LoBiondo & Saxton's Coastal Heritage Trail Legislation Approved by House
Congressmen Frank A. LoBiondo (NJ-02) and Jim Saxton (NJ-03) applauded the approval by the full House of their legislation for the New Jersey Coastal Heritage Trail. The measure, which now returns to the Senate for their approval, would extend the authorization of the Trail to provide additional funding to continue the work began in 1988. It would also require that a strategic plan be created to find additional public and private support for the Trail.
"The New Jersey Coastal Heritage Trail incorporates the very best of what the Garden State has to offer in terms of important places and sights along our Shore and across our state," said LoBiondo. "This Trail has helped our residents develop greater pride and awareness of our shared history.

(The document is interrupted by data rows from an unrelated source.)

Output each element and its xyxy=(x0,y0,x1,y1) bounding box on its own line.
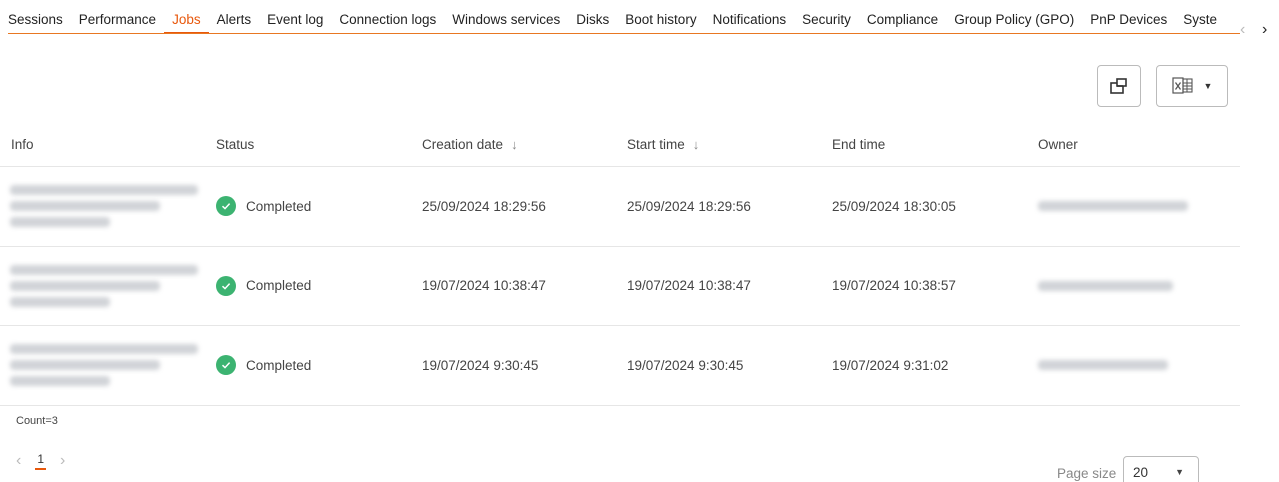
tab-system[interactable]: Syste xyxy=(1175,0,1225,33)
chevron-down-icon: ▼ xyxy=(1175,467,1184,477)
column-header-status[interactable]: Status xyxy=(206,137,412,152)
tab-bar: Sessions Performance Jobs Alerts Event l… xyxy=(0,0,1279,38)
status-cell: Completed xyxy=(206,355,412,376)
table-row[interactable]: Completed 19/07/2024 10:38:47 19/07/2024… xyxy=(0,247,1240,326)
tab-disks[interactable]: Disks xyxy=(568,0,617,33)
tab-compliance[interactable]: Compliance xyxy=(859,0,946,33)
table-row[interactable]: Completed 19/07/2024 9:30:45 19/07/2024 … xyxy=(0,326,1240,406)
status-text: Completed xyxy=(246,278,312,294)
column-header-end-time[interactable]: End time xyxy=(822,137,1028,152)
tab-performance[interactable]: Performance xyxy=(71,0,164,33)
tab-list: Sessions Performance Jobs Alerts Event l… xyxy=(8,0,1240,34)
tab-sessions[interactable]: Sessions xyxy=(8,0,71,33)
sort-down-icon[interactable]: ↓ xyxy=(693,137,700,152)
previous-page-icon[interactable]: ‹ xyxy=(16,452,21,470)
end-time-cell: 19/07/2024 10:38:57 xyxy=(832,278,956,294)
info-cell-redacted xyxy=(0,185,206,228)
status-cell: Completed xyxy=(206,196,412,217)
table-row[interactable]: Completed 25/09/2024 18:29:56 25/09/2024… xyxy=(0,167,1240,247)
tab-alerts[interactable]: Alerts xyxy=(209,0,260,33)
sort-down-icon[interactable]: ↓ xyxy=(511,137,518,152)
excel-export-button[interactable]: ▼ xyxy=(1156,65,1228,107)
column-header-info[interactable]: Info xyxy=(0,137,206,152)
jobs-table: Info Status Creation date ↓ Start time ↓ E… xyxy=(0,123,1240,406)
owner-cell-redacted xyxy=(1028,201,1240,212)
creation-date-cell: 19/07/2024 9:30:45 xyxy=(422,357,539,373)
start-time-cell: 25/09/2024 18:29:56 xyxy=(627,198,751,214)
creation-date-cell: 25/09/2024 18:29:56 xyxy=(422,198,546,214)
check-circle-icon xyxy=(216,275,236,296)
column-header-start-time-label: Start time xyxy=(627,137,685,152)
check-circle-icon xyxy=(216,196,236,217)
creation-date-cell: 19/07/2024 10:38:47 xyxy=(422,278,546,294)
tab-scroll-right-icon[interactable]: › xyxy=(1262,22,1267,38)
tab-notifications[interactable]: Notifications xyxy=(705,0,795,33)
tab-scroll-left-icon[interactable]: ‹ xyxy=(1240,22,1245,38)
open-external-icon xyxy=(1110,78,1127,94)
tab-connection-logs[interactable]: Connection logs xyxy=(331,0,444,33)
column-header-owner[interactable]: Owner xyxy=(1028,137,1240,152)
tab-pnp-devices[interactable]: PnP Devices xyxy=(1082,0,1175,33)
tab-jobs[interactable]: Jobs xyxy=(164,0,209,33)
table-header: Info Status Creation date ↓ Start time ↓ E… xyxy=(0,123,1240,167)
pagination: ‹ 1 › xyxy=(16,452,65,470)
end-time-cell: 25/09/2024 18:30:05 xyxy=(832,198,956,214)
status-text: Completed xyxy=(246,198,312,214)
start-time-cell: 19/07/2024 10:38:47 xyxy=(627,278,751,294)
owner-cell-redacted xyxy=(1028,360,1240,371)
tab-boot-history[interactable]: Boot history xyxy=(617,0,704,33)
next-page-icon[interactable]: › xyxy=(60,452,65,470)
column-header-creation-date[interactable]: Creation date ↓ xyxy=(412,137,617,152)
page-number-current[interactable]: 1 xyxy=(35,452,47,470)
status-cell: Completed xyxy=(206,275,412,296)
start-time-cell: 19/07/2024 9:30:45 xyxy=(627,357,744,373)
owner-cell-redacted xyxy=(1028,280,1240,291)
status-text: Completed xyxy=(246,357,312,373)
column-header-start-time[interactable]: Start time ↓ xyxy=(617,137,822,152)
open-external-button[interactable] xyxy=(1097,65,1141,107)
end-time-cell: 19/07/2024 9:31:02 xyxy=(832,357,949,373)
page-size-label: Page size xyxy=(1057,466,1117,481)
page-size-value: 20 xyxy=(1133,464,1149,480)
tab-security[interactable]: Security xyxy=(794,0,859,33)
info-cell-redacted xyxy=(0,264,206,307)
row-count: Count=3 xyxy=(16,415,58,427)
excel-icon xyxy=(1171,77,1193,94)
info-cell-redacted xyxy=(0,344,206,387)
page-size-select[interactable]: 20 ▼ xyxy=(1123,456,1199,482)
column-header-creation-date-label: Creation date xyxy=(422,137,504,152)
chevron-down-icon: ▼ xyxy=(1203,81,1213,91)
tab-event-log[interactable]: Event log xyxy=(259,0,331,33)
check-circle-icon xyxy=(216,355,236,376)
tab-windows-services[interactable]: Windows services xyxy=(444,0,568,33)
tab-group-policy[interactable]: Group Policy (GPO) xyxy=(946,0,1082,33)
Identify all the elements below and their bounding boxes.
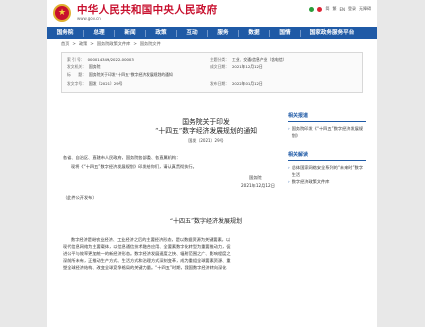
nav-item-services[interactable]: 服务 [208, 27, 238, 39]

I am pleased that the entire delegation worked together to preserve its story for future generations."
"Coastal Heritage Trails can be a path to bring the public closer to our natural environment," said Saxton, a ranking member of the Resources Committee. "If citizens have good access to the environment, I believe they can see first hand what it is we are fighting to protect, and why the fight is worth it."
Since its designation in 1988, the sites making up the Coastal Heritage Trail have attracted millions of tourists and residents to the area. Stretching some 300 miles from Perth Amboy in the north to Cape May in the South and across to Carneys Point in the west, the Coastal Heritage Trail connects numerous places of historic, environmental, maritime and recreational interests. These areas include three National Wildlife Refuges, four tributaries of the Maurice River which has been designated a Wild and Scenic River, a Civil War fort and national cemetery as well as numerous historic sights related to the rich heritage of New Jersey.
Eco-tourism to the area has been especially significant due to the Trail's attractiveness to a wide range of wildlife. Whale and dolphin watching is extremely popular along the Shore and bird watchers from around the world are drawn to the area to see migratory species such as plovers, ospreys and bald eagles. Visitors can also learn of Southern New Jersey's rich maritime history going back to colonial days, including those of crabbing, oystering and shipbuilding.